Defendiendo nuestros derechos
Vilma Ibarra [email protected] | Miércoles 19 agosto, 2009
Hablando Claro
Defendiendo nuestros derechos
En tanto consumidores, los ciudadanos debemos asumir responsabilidades que —precisamente por implicar el ejercicio de deberes y no solo de derechos— conllevan una inversión de tiempo, paciencia e hígado (sí, hígado) que muchas veces no estamos dispuestos a erogar.
Dicho en otras palabras, ejercer derechos de ciudadanía democrática desde la perspectiva de nuestra condición de consumidores, es un ejercicio casi siempre tan desgastante que la mayoría de las veces es más rápido, fácil y cómodo abandonar el reclamo de nuestros derechos vulnerados ya sea como clientes, usuarios o pacientes, que insistir en reivindicarlos.
El problema es que al desistir del ejercicio de nuestro deber de ciudadano-consumidor no solo abdicamos los derechos individuales que nos están garantizados por la Constitución y las leyes sino que —pero aún— no permitimos a la democracia desarrollar el músculo de sus plenas capacidades de protección, promoción y desarrollo de los derechos que nos asisten a todos.

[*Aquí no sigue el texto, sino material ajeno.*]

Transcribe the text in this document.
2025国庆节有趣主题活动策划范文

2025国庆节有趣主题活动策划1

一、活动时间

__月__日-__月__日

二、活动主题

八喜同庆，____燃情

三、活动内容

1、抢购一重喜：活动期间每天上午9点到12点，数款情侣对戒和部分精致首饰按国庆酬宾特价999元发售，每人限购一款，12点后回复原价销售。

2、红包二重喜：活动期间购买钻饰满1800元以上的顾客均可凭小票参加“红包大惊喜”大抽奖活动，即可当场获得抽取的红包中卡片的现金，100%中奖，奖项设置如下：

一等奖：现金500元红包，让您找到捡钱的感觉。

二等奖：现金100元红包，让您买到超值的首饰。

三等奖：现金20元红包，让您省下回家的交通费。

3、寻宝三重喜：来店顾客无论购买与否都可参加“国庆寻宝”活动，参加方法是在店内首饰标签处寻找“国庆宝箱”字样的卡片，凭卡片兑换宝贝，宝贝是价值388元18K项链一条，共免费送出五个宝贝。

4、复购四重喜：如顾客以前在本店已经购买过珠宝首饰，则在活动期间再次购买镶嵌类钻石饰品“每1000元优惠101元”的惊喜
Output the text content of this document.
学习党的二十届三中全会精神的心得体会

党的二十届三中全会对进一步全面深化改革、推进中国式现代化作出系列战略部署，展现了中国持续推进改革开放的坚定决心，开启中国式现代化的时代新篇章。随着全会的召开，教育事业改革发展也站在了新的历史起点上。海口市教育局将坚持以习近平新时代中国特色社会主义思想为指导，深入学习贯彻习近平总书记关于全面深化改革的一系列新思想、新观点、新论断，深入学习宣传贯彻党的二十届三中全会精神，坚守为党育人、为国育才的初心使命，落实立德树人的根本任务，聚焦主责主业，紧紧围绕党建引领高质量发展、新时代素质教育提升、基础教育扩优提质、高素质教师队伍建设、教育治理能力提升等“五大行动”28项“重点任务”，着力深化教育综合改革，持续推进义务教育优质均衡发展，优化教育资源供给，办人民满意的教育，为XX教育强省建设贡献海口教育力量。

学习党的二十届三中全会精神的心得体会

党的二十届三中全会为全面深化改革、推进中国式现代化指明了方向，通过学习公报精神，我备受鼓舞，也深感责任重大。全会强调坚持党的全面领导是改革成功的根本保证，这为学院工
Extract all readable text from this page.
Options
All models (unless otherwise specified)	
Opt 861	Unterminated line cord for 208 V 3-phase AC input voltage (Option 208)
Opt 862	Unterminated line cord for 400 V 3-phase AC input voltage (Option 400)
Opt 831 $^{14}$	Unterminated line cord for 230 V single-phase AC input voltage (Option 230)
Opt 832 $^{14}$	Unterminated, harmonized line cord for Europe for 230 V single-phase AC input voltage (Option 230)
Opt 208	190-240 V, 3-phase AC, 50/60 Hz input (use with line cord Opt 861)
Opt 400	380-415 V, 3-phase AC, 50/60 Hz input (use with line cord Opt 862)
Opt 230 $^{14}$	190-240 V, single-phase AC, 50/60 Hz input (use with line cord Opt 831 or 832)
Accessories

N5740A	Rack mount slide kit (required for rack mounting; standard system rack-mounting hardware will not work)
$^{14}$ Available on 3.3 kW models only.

En otras palabras, la omisión de nuestros deberes ciudadanos afecta la consolidación de los derechos democráticos.
Esta reflexión es en realidad una autocrítica que me he venido haciendo en un esfuerzo por convencerme de que ejercer los derechos de consumidora (cliente, usuaria, paciente) a los que por tanto tiempo he renunciado simplemente porque siempre he creído que es mucho menos desgastante dejar las cosas en su lugar, darle borrón y cuenta nueva a una mala experiencia (o peor aún a un engaño o una estafa) es una posición no solo cómoda sino hasta cierto punto mezquina, pues en lugar de intentar cumplir a cabalidad mis deberes ciudadanos muchísimo más allá de votar en cada elección, dejar hacer y dejar pasar me convierte en una especie de ciudadana mediocre.
Por eso —repito— estoy tratando de cambiar mis viejos paradigmas.
Hace escasos tres años llegué a una estación de combustible con mi auto de diésel y sin percatarme, el joven pistero inyectó una enorme dosis de gasolina en el tanque del pobre carro que, por supuesto, a pocos metros de haber salido de la estación, empezó literalmente a convulsionar hasta que —intoxicado como estaba— quedó varado en plena vía pública. La historia es larga. Baste decir que el vehículo fue trasladado hasta el taller y a pesar del dictamen técnico de la agencia que constató la tal intoxicación con gasolina, el dueño de la bomba se negó a pagarme la reparación. Lo único que hizo fue despedir al pobre empleado. Y yo —fiel a mi viejo paradigma— opté por echarle tierra al molestísimo episodio y por supuesto, a pagar de mi bolsa el error de la gasolinera.
Hoy no. Hoy estoy empeñada en seguir el desgastante camino de lograr el reconocimiento de mis derechos como paciente-consumidora. Porque una cosa fue el “efecto adverso” que le produjo a mi carro el combustible equivocado y otra cosa mucho más delicada y traumática ha sido el efecto adverso que me produjeron dos medicamentos que me recetó un médico en el que un mal día yo deposité toda mi confianza. Y por supuesto también, mi dinero.
Que la democracia funcione depende de todos.